This second title in the Cottage Tales series is just as charming as the first, "The Tale of Hill Top Farm." Set in England's Lake District in the early 1900s, each episode centers on the pastoral lifestyle found in Near and Far Sawrey. But even in a rural landscape, bad things can happen. Children's author Beatrix Potter, now a farm owner and part-time Lake District resident, helps to solve the mysteries that confound the people of her new hometown. She's aided by animals -- her own pets, the other domesticated animals of the community, and the wild ones who live nearby. The result is the kind of book Potter herself might have written for adults, if she had had the time and inclination.
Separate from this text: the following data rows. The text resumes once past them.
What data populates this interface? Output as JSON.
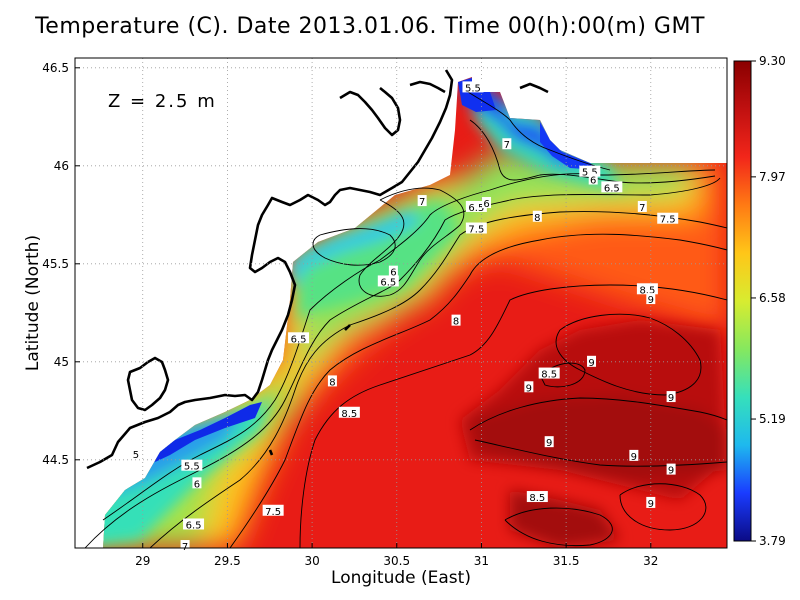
{
  "title": "Temperature (C). Date 2013.01.06. Time 00(h):00(m) GMT",
  "annotation": "Z = 2.5 m",
  "chart_data": {
    "type": "heatmap",
    "title": "Temperature (C). Date 2013.01.06. Time 00(h):00(m) GMT",
    "xlabel": "Longitude (East)",
    "ylabel": "Latitude (North)",
    "xlim": [
      28.6,
      32.45
    ],
    "ylim": [
      44.05,
      46.55
    ],
    "x_ticks": [
      "29",
      "29.5",
      "30",
      "30.5",
      "31",
      "31.5",
      "32"
    ],
    "y_ticks": [
      "44.5",
      "45",
      "45.5",
      "46",
      "46.5"
    ],
    "grid": true,
    "colorbar": {
      "ticks": [
        "3.79",
        "5.19",
        "6.58",
        "7.97",
        "9.30"
      ],
      "min": 3.79,
      "max": 9.3,
      "colors": [
        "#0b0b85",
        "#1a3cff",
        "#1eb9ee",
        "#36e0bb",
        "#86e85e",
        "#d8ec30",
        "#ffc618",
        "#ff7a14",
        "#f2261a",
        "#c01010",
        "#8a0000"
      ]
    },
    "contour_labels": [
      {
        "lon": 30.95,
        "lat": 46.4,
        "text": "5.5"
      },
      {
        "lon": 31.15,
        "lat": 46.11,
        "text": "7"
      },
      {
        "lon": 31.64,
        "lat": 45.97,
        "text": "5.5"
      },
      {
        "lon": 31.66,
        "lat": 45.93,
        "text": "6"
      },
      {
        "lon": 31.77,
        "lat": 45.89,
        "text": "6.5"
      },
      {
        "lon": 31.95,
        "lat": 45.79,
        "text": "7"
      },
      {
        "lon": 32.1,
        "lat": 45.73,
        "text": "7.5"
      },
      {
        "lon": 30.65,
        "lat": 45.82,
        "text": "7"
      },
      {
        "lon": 30.97,
        "lat": 45.79,
        "text": "6.5"
      },
      {
        "lon": 31.03,
        "lat": 45.81,
        "text": "6"
      },
      {
        "lon": 30.97,
        "lat": 45.68,
        "text": "7.5"
      },
      {
        "lon": 31.33,
        "lat": 45.74,
        "text": "8"
      },
      {
        "lon": 30.48,
        "lat": 45.46,
        "text": "6"
      },
      {
        "lon": 30.45,
        "lat": 45.41,
        "text": "6.5"
      },
      {
        "lon": 30.85,
        "lat": 45.21,
        "text": "8"
      },
      {
        "lon": 29.92,
        "lat": 45.12,
        "text": "6.5"
      },
      {
        "lon": 30.12,
        "lat": 44.9,
        "text": "8"
      },
      {
        "lon": 30.22,
        "lat": 44.74,
        "text": "8.5"
      },
      {
        "lon": 31.98,
        "lat": 45.37,
        "text": "8.5"
      },
      {
        "lon": 32.0,
        "lat": 45.32,
        "text": "9"
      },
      {
        "lon": 31.65,
        "lat": 45.0,
        "text": "9"
      },
      {
        "lon": 31.4,
        "lat": 44.94,
        "text": "8.5"
      },
      {
        "lon": 31.28,
        "lat": 44.87,
        "text": "9"
      },
      {
        "lon": 32.12,
        "lat": 44.82,
        "text": "9"
      },
      {
        "lon": 31.4,
        "lat": 44.59,
        "text": "9"
      },
      {
        "lon": 31.9,
        "lat": 44.52,
        "text": "9"
      },
      {
        "lon": 32.12,
        "lat": 44.45,
        "text": "9"
      },
      {
        "lon": 31.33,
        "lat": 44.31,
        "text": "8.5"
      },
      {
        "lon": 32.0,
        "lat": 44.28,
        "text": "9"
      },
      {
        "lon": 28.96,
        "lat": 44.53,
        "text": "5"
      },
      {
        "lon": 29.29,
        "lat": 44.47,
        "text": "5.5"
      },
      {
        "lon": 29.32,
        "lat": 44.38,
        "text": "6"
      },
      {
        "lon": 29.3,
        "lat": 44.17,
        "text": "6.5"
      },
      {
        "lon": 29.77,
        "lat": 44.24,
        "text": "7.5"
      },
      {
        "lon": 29.25,
        "lat": 44.06,
        "text": "7"
      }
    ]
  }
}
After reading the first book, I realized I didn't know much about Beatrix and her children's books, so I read "Beatrix Potter: Artist, Storyteller, and Countrywoman" by Judy Taylor. (Another book that I highly recommend.) Now I can see that Susan Wittig Albert is tackling and mastering three tasks at once: weaving a ficticious mystery; setting it closely against biographical and historical fact; and sprinkling the story with the kind of animal insight and "dialogue" found in Potter's original tales. The result is a wonderful and engaging narrative that is simply a joy a read. Yes, it's "cozy," but it's also more comfortable and familiar than others of that genre.
Though she's been gone for more than 60 years, Beatrix Potter's spirit lives today: not only in the reprints of her own work, but also in this new series by Albert. How lucky for us!